Another way that you can categorize fungal vaccines is what I like to call a pan-fungal vaccine versus a targeted vaccine. So a pan-fungal vaccine would be a vaccine that would work against all or most medically important fungal species. Unfortunately, this vaccine never got tested in clinical trials, so we don’t know whether it would have been effective or not.

The other type of vaccine would be targeted to specific fungi. So, for example, there are vaccines that are being developed against a fungal infection called coccidioidomycosis, and that’s a fungal infection that’s endemic to certain regions mostly in North America—for instance, in the United States, in the Southwest and parts of California. So this type of vaccine would be administered to people who live in endemic areas, especially people that might be at higher risk of developing severe disease.

The last thing I’d like to highlight in terms of progress is that there’s been remarkable advances in adjuvant development, with newer adjuvants that promote stronger immune responses and also adjuvants that direct immune responses not only toward antibody responses but also toward T cell responses. And without getting too much into the weeds of immunology, T cell responses are very important for controlling many of the fungal infections that we see in our patients.

Dr. Turck:
For those just tuning in, you’re listening to Clinician’s Roundtable on ReachMD. I’m Dr. Charles Turck, and I’m speaking with Dr. Stuart Levitz about the latest updates on antifungal vaccines.

So given everything we’ve discussed so far, Dr. Levitz, what are the challenges in getting an antifungal vaccine developed and approved?

Dr. Levitz:
There are both scientific challenges and logistical challenges. I think the number one scientific challenge is that most patients with severe fungal infections, you know, systemic fungal infections—I’m not talking about athlete’s foot or jock itch or those sorts of fungal infections. Let’s say cryptococcosis in somebody with AIDS or aspergillosis in somebody who has profound neutropenia from leukemia treatment. For immunocompromised populations, vaccines generally don’t work as well, so a big challenge is getting vaccines that elicit enough immunity that they’re going to work in immunocompromised individuals. The other real issue is that even with the increased numbers of fungal cases, the target population is relatively small, so it’s not something like a COVID vaccine where it’s going to be recommended for almost the entire population or a flu vaccine where everybody should get an annual flu shot. You’re talking about a relatively small target population.
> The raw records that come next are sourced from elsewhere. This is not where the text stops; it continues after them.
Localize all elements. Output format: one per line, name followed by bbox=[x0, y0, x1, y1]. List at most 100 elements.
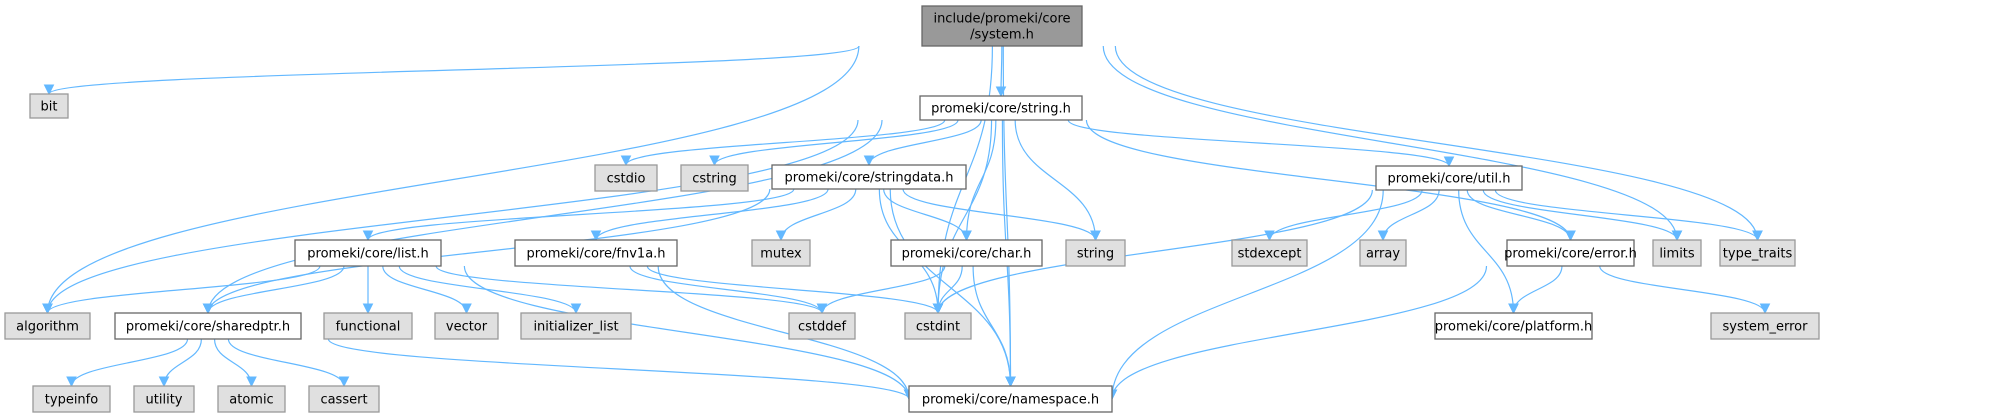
edge-util_h-to-namespace_h bbox=[1111, 189, 1384, 400]
node-box bbox=[1065, 239, 1126, 267]
node-box bbox=[1710, 312, 1820, 340]
node-box bbox=[921, 5, 1083, 47]
node-box bbox=[114, 312, 302, 340]
node-box bbox=[308, 385, 380, 413]
node-char-h[interactable]: promeki/core/char.h bbox=[890, 239, 1043, 267]
node-label: promeki/core/error.h bbox=[1504, 247, 1637, 262]
arrowhead-error_h-to-platform_h bbox=[1508, 303, 1519, 315]
edge-list_h-to-cstddef bbox=[435, 265, 823, 314]
edge-fnv1a_h-to-cstdint bbox=[646, 265, 939, 314]
node-limits: limits bbox=[1652, 239, 1702, 267]
node-box bbox=[1719, 239, 1796, 267]
node-platform-h[interactable]: promeki/core/platform.h bbox=[1434, 312, 1593, 340]
node-fnv1a-h[interactable]: promeki/core/fnv1a.h bbox=[514, 239, 678, 267]
node-system-h[interactable]: include/promeki/core/system.h bbox=[921, 5, 1083, 47]
node-error-h[interactable]: promeki/core/error.h bbox=[1504, 239, 1637, 267]
node-label: vector bbox=[446, 320, 488, 335]
edge-stringdata_h-to-fnv1a_h bbox=[595, 188, 829, 241]
node-box bbox=[771, 164, 967, 190]
arrowhead-string_h-to-stringdata_h bbox=[863, 155, 875, 167]
node-cstdint: cstdint bbox=[904, 312, 972, 340]
node-label: typeinfo bbox=[45, 393, 98, 408]
arrowhead-stringdata_h-to-list_h bbox=[362, 230, 374, 242]
arrowhead-sharedptr_h-to-utility bbox=[158, 376, 170, 388]
node-initializer-list: initializer_list bbox=[520, 312, 632, 340]
nodes-layer: include/promeki/core/system.h bit promeki/… bbox=[4, 5, 1820, 413]
arrowhead-string_h-to-util_h bbox=[1443, 156, 1455, 168]
edge-char_h-to-cstddef bbox=[821, 265, 946, 314]
node-label: cstdint bbox=[916, 320, 960, 335]
edge-stringdata_h-to-char_h bbox=[883, 188, 968, 241]
node-array: array bbox=[1359, 239, 1407, 267]
node-label: promeki/core/list.h bbox=[307, 247, 428, 262]
node-label: bit bbox=[41, 100, 58, 115]
node-label: promeki/core/stringdata.h bbox=[785, 171, 954, 186]
node-box bbox=[751, 239, 811, 267]
arrowhead-util_h-to-limits bbox=[1671, 230, 1683, 242]
node-box bbox=[217, 385, 286, 413]
node-label: atomic bbox=[229, 393, 273, 408]
node-box bbox=[680, 164, 749, 192]
node-util-h[interactable]: promeki/core/util.h bbox=[1375, 165, 1523, 191]
edge-sharedptr_h-to-typeinfo bbox=[70, 338, 189, 387]
edge-list_h-to-namespace_h bbox=[463, 265, 910, 400]
arrowhead-list_h-to-sharedptr_h bbox=[202, 303, 214, 315]
node-label: promeki/core/sharedptr.h bbox=[126, 320, 290, 335]
arrowhead-list_h-to-vector bbox=[461, 303, 472, 315]
node-box bbox=[514, 239, 678, 267]
node-box bbox=[1231, 239, 1308, 267]
arrowhead-char_h-to-cstddef bbox=[816, 303, 828, 315]
node-label: array bbox=[1366, 247, 1400, 262]
node-box bbox=[1375, 165, 1523, 191]
node-label: cassert bbox=[320, 393, 367, 408]
arrowhead-sharedptr_h-to-atomic bbox=[246, 376, 257, 388]
node-atomic: atomic bbox=[217, 385, 286, 413]
node-box bbox=[1506, 239, 1635, 267]
node-list-h[interactable]: promeki/core/list.h bbox=[294, 239, 442, 267]
node-stringdata-h[interactable]: promeki/core/stringdata.h bbox=[771, 164, 967, 190]
node-label: type_traits bbox=[1723, 247, 1793, 262]
node-label: functional bbox=[336, 320, 401, 335]
node-label: cstddef bbox=[798, 320, 847, 335]
node-label: algorithm bbox=[16, 320, 79, 335]
node-label: stdexcept bbox=[1238, 247, 1302, 262]
arrowhead-util_h-to-type_traits bbox=[1752, 230, 1763, 242]
node-bit: bit bbox=[29, 93, 69, 119]
node-box bbox=[908, 385, 1113, 413]
edge-char_h-to-namespace_h bbox=[972, 265, 1012, 387]
edge-util_h-to-type_traits bbox=[1494, 189, 1759, 241]
node-box bbox=[29, 93, 69, 119]
edge-stringdata_h-to-sharedptr_h bbox=[207, 188, 771, 314]
node-string-h[interactable]: promeki/core/string.h bbox=[919, 95, 1083, 121]
node-namespace-h[interactable]: promeki/core/namespace.h bbox=[908, 385, 1113, 413]
arrowhead-util_h-to-array bbox=[1377, 230, 1389, 242]
edge-system_h-to-algorithm bbox=[46, 45, 860, 314]
arrowhead-error_h-to-system_error bbox=[1759, 303, 1771, 315]
edge-system_h-to-bit bbox=[48, 45, 860, 95]
edge-list_h-to-algorithm bbox=[46, 265, 321, 314]
edge-list_h-to-sharedptr_h bbox=[207, 265, 345, 314]
edge-error_h-to-platform_h bbox=[1512, 265, 1563, 314]
edge-string_h-to-string bbox=[1014, 119, 1097, 241]
arrowhead-util_h-to-stdexcept bbox=[1264, 230, 1275, 242]
edge-error_h-to-namespace_h bbox=[1111, 265, 1488, 400]
node-box bbox=[594, 164, 658, 192]
edge-list_h-to-vector bbox=[382, 265, 468, 314]
node-utility: utility bbox=[133, 385, 195, 413]
edge-string_h-to-util_h bbox=[1067, 119, 1450, 167]
arrowhead-stringdata_h-to-char_h bbox=[961, 230, 972, 242]
node-box bbox=[434, 312, 499, 340]
node-string: string bbox=[1065, 239, 1126, 267]
edge-stringdata_h-to-list_h bbox=[367, 188, 795, 241]
node-box bbox=[890, 239, 1043, 267]
node-functional: functional bbox=[323, 312, 413, 340]
node-label: promeki/core/char.h bbox=[902, 247, 1032, 262]
node-sharedptr-h[interactable]: promeki/core/sharedptr.h bbox=[114, 312, 302, 340]
arrowhead-list_h-to-functional bbox=[362, 303, 374, 315]
node-box bbox=[133, 385, 195, 413]
node-vector: vector bbox=[434, 312, 499, 340]
arrowhead-list_h-to-initializer_list bbox=[570, 303, 582, 315]
edge-string_h-to-stringdata_h bbox=[868, 119, 982, 166]
node-box bbox=[1359, 239, 1407, 267]
edge-sharedptr_h-to-cassert bbox=[227, 338, 345, 387]
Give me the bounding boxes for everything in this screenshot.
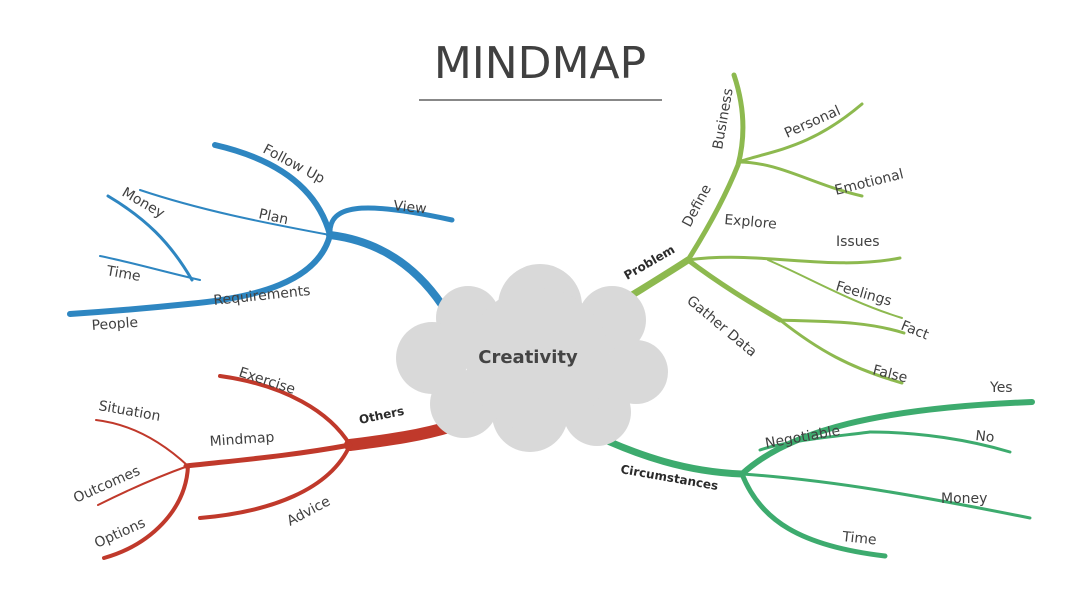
red-advice-line: [198, 443, 352, 520]
blue-requirements-line: [67, 232, 333, 317]
center-label: Creativity: [478, 347, 578, 368]
green-personal-line: [736, 102, 864, 164]
blue-view-line: [327, 205, 455, 238]
green-emotional-line: [736, 160, 864, 198]
label-time-blue: Time: [104, 263, 142, 285]
label-business: Business: [710, 87, 736, 151]
blue-trunk: [326, 231, 446, 309]
green-false-line: [778, 318, 904, 385]
teal-branch: [576, 399, 1035, 559]
green-fact-line: [778, 318, 906, 335]
label-no: No: [975, 428, 996, 446]
blue-branch: [67, 142, 455, 317]
label-options: Options: [92, 515, 148, 552]
label-exercise: Exercise: [237, 365, 297, 398]
teal-time-line: [739, 471, 888, 559]
teal-money-line: [740, 472, 1032, 520]
label-mindmap: Mindmap: [209, 429, 275, 449]
red-trunk: [344, 420, 458, 451]
label-issues: Issues: [836, 234, 880, 250]
label-view: View: [393, 198, 428, 217]
green-feelings-line: [767, 259, 903, 319]
label-time-teal: Time: [841, 529, 878, 549]
label-requirements: Requirements: [213, 283, 311, 309]
label-false: False: [871, 362, 909, 386]
blue-plan-line: [139, 189, 331, 236]
red-branch: [95, 374, 458, 560]
red-mindmap-line: [183, 442, 353, 469]
green-issues-line: [686, 255, 902, 265]
center-cloud: [396, 264, 668, 452]
label-people: People: [91, 315, 139, 334]
green-define-line: [685, 72, 746, 263]
teal-negotiable-line: [758, 430, 872, 452]
label-problem: Problem: [622, 242, 678, 282]
label-explore: Explore: [724, 212, 778, 233]
red-exercise-line: [218, 374, 352, 447]
red-options-line: [102, 464, 190, 560]
teal-yes-line: [739, 399, 1035, 477]
label-money-teal: Money: [941, 491, 987, 507]
teal-no-line: [868, 430, 1012, 454]
blue-time-line: [99, 255, 201, 281]
label-emotional: Emotional: [833, 166, 905, 199]
label-yes: Yes: [989, 380, 1013, 396]
page-title: MINDMAP: [434, 38, 646, 89]
label-others: Others: [358, 404, 406, 427]
label-plan: Plan: [257, 206, 289, 228]
green-gather-line: [685, 257, 783, 323]
red-situation-line: [95, 419, 189, 467]
green-branch: [601, 72, 906, 385]
blue-follow-up-line: [212, 142, 333, 238]
blue-money-line: [106, 194, 194, 282]
label-negotiable: Negotiable: [764, 423, 842, 452]
red-outcomes-line: [97, 465, 189, 506]
label-fact: Fact: [899, 318, 932, 344]
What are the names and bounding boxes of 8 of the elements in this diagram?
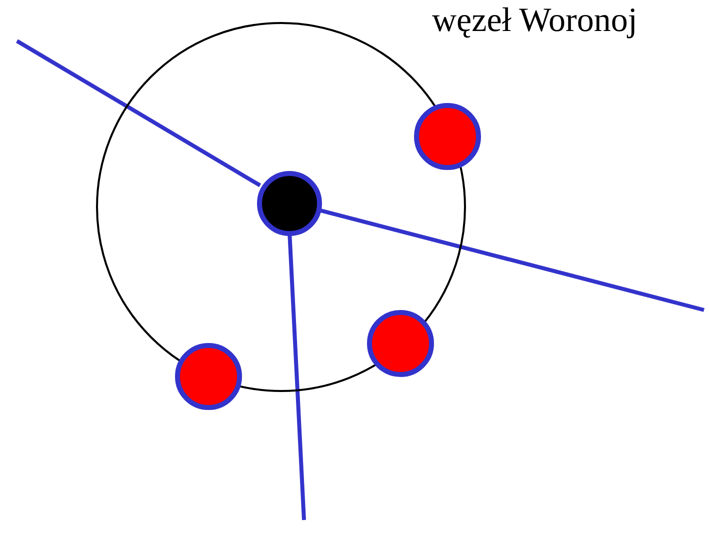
voronoi-edge-line — [318, 208, 704, 312]
voronoi-edge-line — [288, 234, 306, 520]
voronoi-edge-line — [16, 39, 262, 188]
site-dot — [366, 310, 434, 376]
vertex-label: węzeł Woronoj — [432, 2, 638, 40]
site-dot — [414, 102, 480, 170]
vertex-dot — [256, 170, 322, 236]
site-dot — [174, 342, 242, 410]
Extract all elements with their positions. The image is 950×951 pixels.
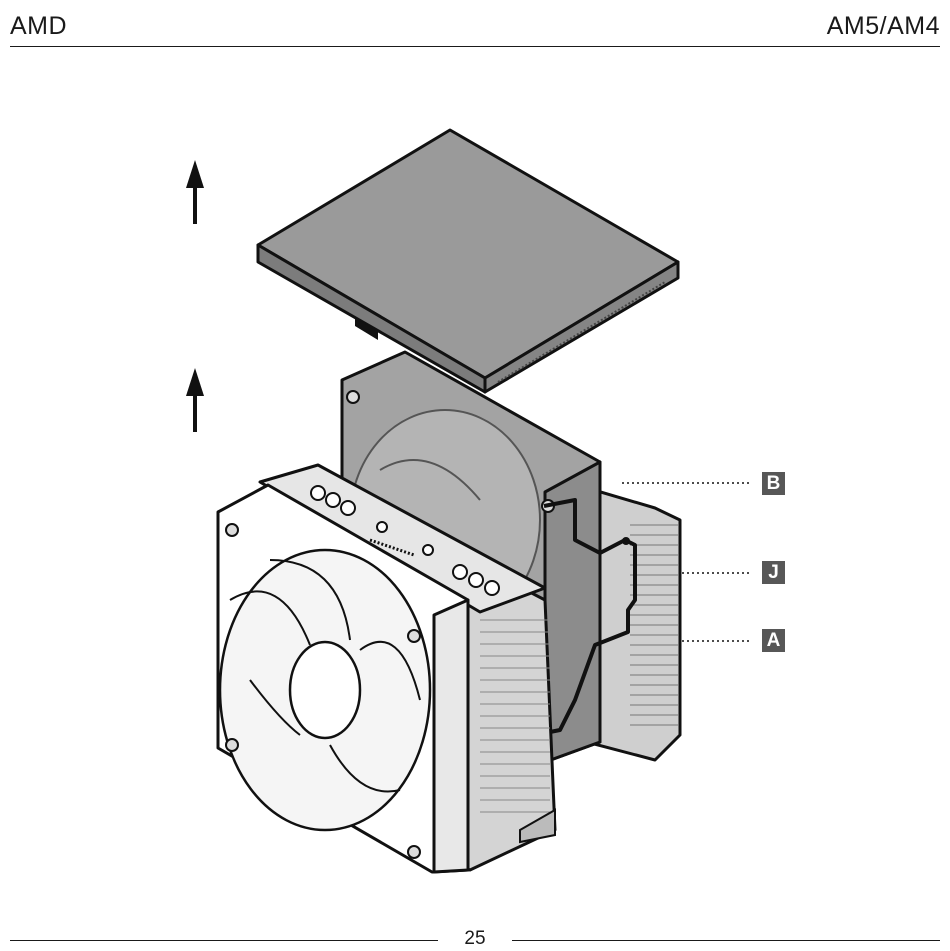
callout-j: J [762, 561, 785, 584]
up-arrow-icon [186, 160, 204, 224]
callout-a: A [762, 629, 785, 652]
up-arrow-icon [186, 368, 204, 432]
callout-b: B [762, 472, 785, 495]
footer-rule-right [512, 940, 940, 941]
top-cover [258, 130, 678, 392]
page-number: 25 [0, 929, 950, 948]
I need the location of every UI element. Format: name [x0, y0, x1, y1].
Clinical trials are very expensive, and follow-up to demonstrate efficacy can take years. With the COVID vaccine, within a few months we knew that it was a protective vaccine, but for a vaccine against fungal infections that may take years before developing, you would have to have a large patient population that would be followed for a long period of time. So for this reason and others, vaccine manufacturers often view fungal vaccines as products that are unlikely to be profitable and that would be difficult to study.

Dr. Turck:
Now if we look ahead for just a moment, where do you see the future of antifungal vaccines going?

Dr. Levitz:
I follow the fungal vaccine literature and the vaccine literature in general very closely, and there are a lot of promising vaccines that are close to being ready for at least phase 1 clinical trials. And as I mentioned before, there have been a few vaccines that have actually been tested in humans with promising results. I see fungal infections increasing as our immunocompromised population and our at-risk population increases, so I think with that increased need, I’m hopeful that companies will be willing to take chances on at least the most promising of the vaccines and that we can get some of them tested in human clinical trials.

Dr. Turck:
Well, this is such an important topic and timely as well. And I want to thank my guest, Dr. Stuart Levitz, for sharing his valuable insights with us today. Dr. Levitz, it was a pleasure speaking with you.

Dr. Levitz:
OK. Thank you.

Dr. Turck:
For ReachMD, I’m Dr. Charles Turck. To access this and other episodes in our series, visit Clinician’s Roundtable on ReachMD.com where you can Be Part of the Knowledge. Thanks for listening.